Presented by Groupe Intervention Vidéo as part of the HTMlles Festival
Visible here
Curator: Verónica Sedano Alvarez
The central line of argument in Ecological Disturbances: Slowing Down, Reflecting and Re-imagining, is the paradigm shift; whether through ritual gestures that transform scale and atmosphere; artificial or human voices describing alternative futures and the relationship of world to language; or archaeological scenes of a fossilized digital era.
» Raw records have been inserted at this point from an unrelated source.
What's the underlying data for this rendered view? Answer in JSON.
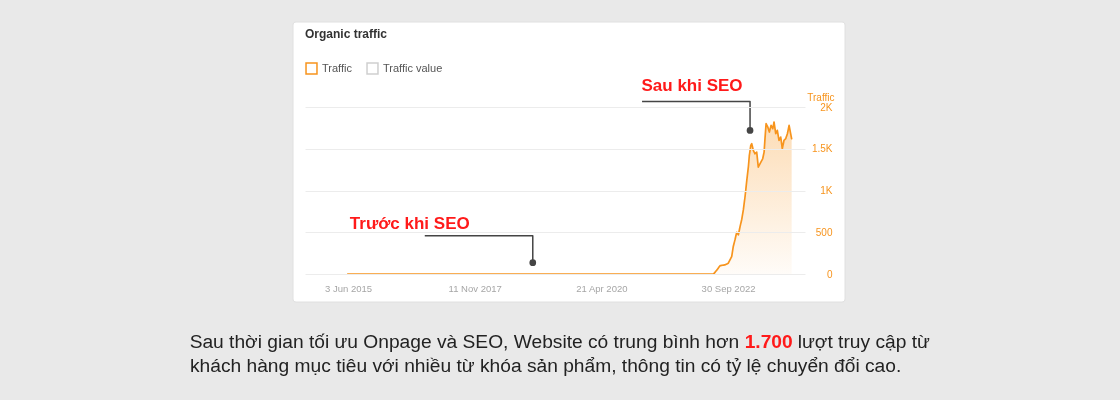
{
  "chart_data": {
    "type": "area",
    "title": "Organic traffic",
    "ylabel": "Traffic",
    "x": [
      "2015-06-01",
      "2017-01-01",
      "2019-01-01",
      "2021-01-01",
      "2022-06-20",
      "2022-07-10",
      "2022-08-05",
      "2022-09-10",
      "2022-10-02",
      "2022-10-26",
      "2022-11-06",
      "2022-11-18",
      "2022-11-30",
      "2022-12-12",
      "2022-12-24",
      "2023-01-04",
      "2023-01-16",
      "2023-01-28",
      "2023-02-09",
      "2023-02-20",
      "2023-02-27",
      "2023-03-09",
      "2023-03-16",
      "2023-03-27",
      "2023-04-08",
      "2023-04-20",
      "2023-05-01",
      "2023-05-13",
      "2023-06-01",
      "2023-06-11",
      "2023-06-18",
      "2023-06-25",
      "2023-07-07",
      "2023-07-18",
      "2023-07-30",
      "2023-08-11",
      "2023-08-20",
      "2023-09-01",
      "2023-09-12",
      "2023-09-24",
      "2023-10-06",
      "2023-10-17",
      "2023-10-29",
      "2023-11-10",
      "2023-11-22",
      "2023-12-04",
      "2023-12-15",
      "2023-12-22"
    ],
    "series": [
      {
        "name": "Traffic",
        "color": "#f7941d",
        "values": [
          0,
          0,
          0,
          0,
          0,
          40,
          100,
          110,
          130,
          210,
          330,
          410,
          500,
          470,
          570,
          650,
          770,
          930,
          1120,
          1280,
          1420,
          1540,
          1560,
          1480,
          1440,
          1460,
          1280,
          1320,
          1380,
          1460,
          1640,
          1800,
          1760,
          1700,
          1780,
          1740,
          1820,
          1680,
          1720,
          1600,
          1640,
          1500,
          1600,
          1620,
          1680,
          1780,
          1680,
          1620
        ]
      },
      {
        "name": "Traffic value",
        "color": "#cfcfcf",
        "values": [
          null,
          null,
          null,
          null,
          null,
          null,
          null,
          null,
          null,
          null,
          null,
          null,
          null,
          null,
          null,
          null,
          null,
          null,
          null,
          null,
          null,
          null,
          null,
          null,
          null,
          null,
          null,
          null,
          null,
          null,
          null,
          null,
          null,
          null,
          null,
          null,
          null,
          null,
          null,
          null,
          null,
          null,
          null,
          null,
          null,
          null,
          null,
          null
        ]
      }
    ],
    "xlim": [
      "2014-08-04",
      "2024-03-25"
    ],
    "xticks": [
      {
        "value": "2015-06-03",
        "label": "3 Jun 2015"
      },
      {
        "value": "2017-11-11",
        "label": "11 Nov 2017"
      },
      {
        "value": "2020-04-21",
        "label": "21 Apr 2020"
      },
      {
        "value": "2022-09-30",
        "label": "30 Sep 2022"
      }
    ],
    "ylim": [
      0,
      2000
    ],
    "yticks": [
      0,
      500,
      {
        "value": 1000,
        "label": "1K"
      },
      {
        "value": 1500,
        "label": "1.5K"
      },
      {
        "value": 2000,
        "label": "2K"
      }
    ],
    "grid": "y",
    "legend": "top left",
    "annotations": [
      {
        "text": "Trước khi SEO",
        "x": "2018-12-25",
        "y": 135
      },
      {
        "text": "Sau khi SEO",
        "x": "2023-03-04",
        "y": 1720
      },
      "Sau thời gian tối ưu Onpage và SEO, Website có trung bình hơn 1.700 lượt truy cập từ khách hàng mục tiêu với nhiều từ khóa sản phẩm, thông tin có tỷ lệ chuyển đổi cao."
    ]
  }
}
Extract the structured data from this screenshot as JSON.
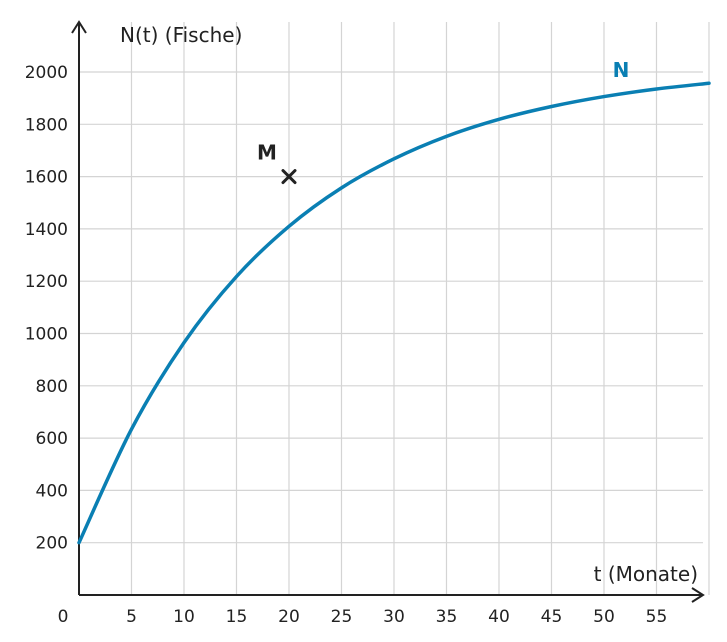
{
  "chart_data": {
    "type": "line",
    "xlabel": "t (Monate)",
    "ylabel": "N(t) (Fische)",
    "xlim": [
      0,
      60
    ],
    "ylim": [
      0,
      2150
    ],
    "x_ticks": [
      5,
      10,
      15,
      20,
      25,
      30,
      35,
      40,
      45,
      50,
      55
    ],
    "y_ticks": [
      200,
      400,
      600,
      800,
      1000,
      1200,
      1400,
      1600,
      1800,
      2000
    ],
    "origin_label": "0",
    "grid": true,
    "series": [
      {
        "name": "N",
        "color": "#0a7fb3",
        "x": [
          0,
          5,
          10,
          15,
          20,
          25,
          30,
          35,
          40,
          45,
          50,
          55,
          60
        ],
        "y": [
          200,
          634,
          965,
          1218,
          1410,
          1557,
          1668,
          1754,
          1819,
          1868,
          1906,
          1935,
          1957
        ]
      }
    ],
    "points": [
      {
        "name": "M",
        "x": 20,
        "y": 1600
      }
    ]
  }
}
This video program presents five works exploring the environmental crisis of the Anthropocene through ritualistic performance, linguistic reflection, and the construction of fictional, alternative, and future realities.
In resistence to the acceleration that characterizes the present, the cadence of this program, which blends temporalities and emphasizes eco-feminist thinking, is restful. “Why should our bodies end at the skin […]?” writes Donna J. Haraway in her book A Cyborg Manifesto. Indeed, the porosity of a body and its blurred limits is inevitable in a future where the human/non-human dichotomy has been dismantled, giving way instead to the “digestive approach” (Troubling Ecologies). In some of the speculative scenarios offered in these works damage and loss are more apparent. In one, through a meditative and symbolic quest in which the essence of being and of the world merge (Reflecting the Source) and in another, through an archaeological landscape that exposes the traces/refuse of the digital age (La Fable d’Oxa 21965). However, the present is also calling us. Artificial light (a candle and a light bulb) and melting wax (Hello Earth), as well as narratives of a cyclical nature where the word “destroy” becomes a kind of leitmotif (Having and Being), uncover the complex dynamics within the triad that is domination-possession-destruction.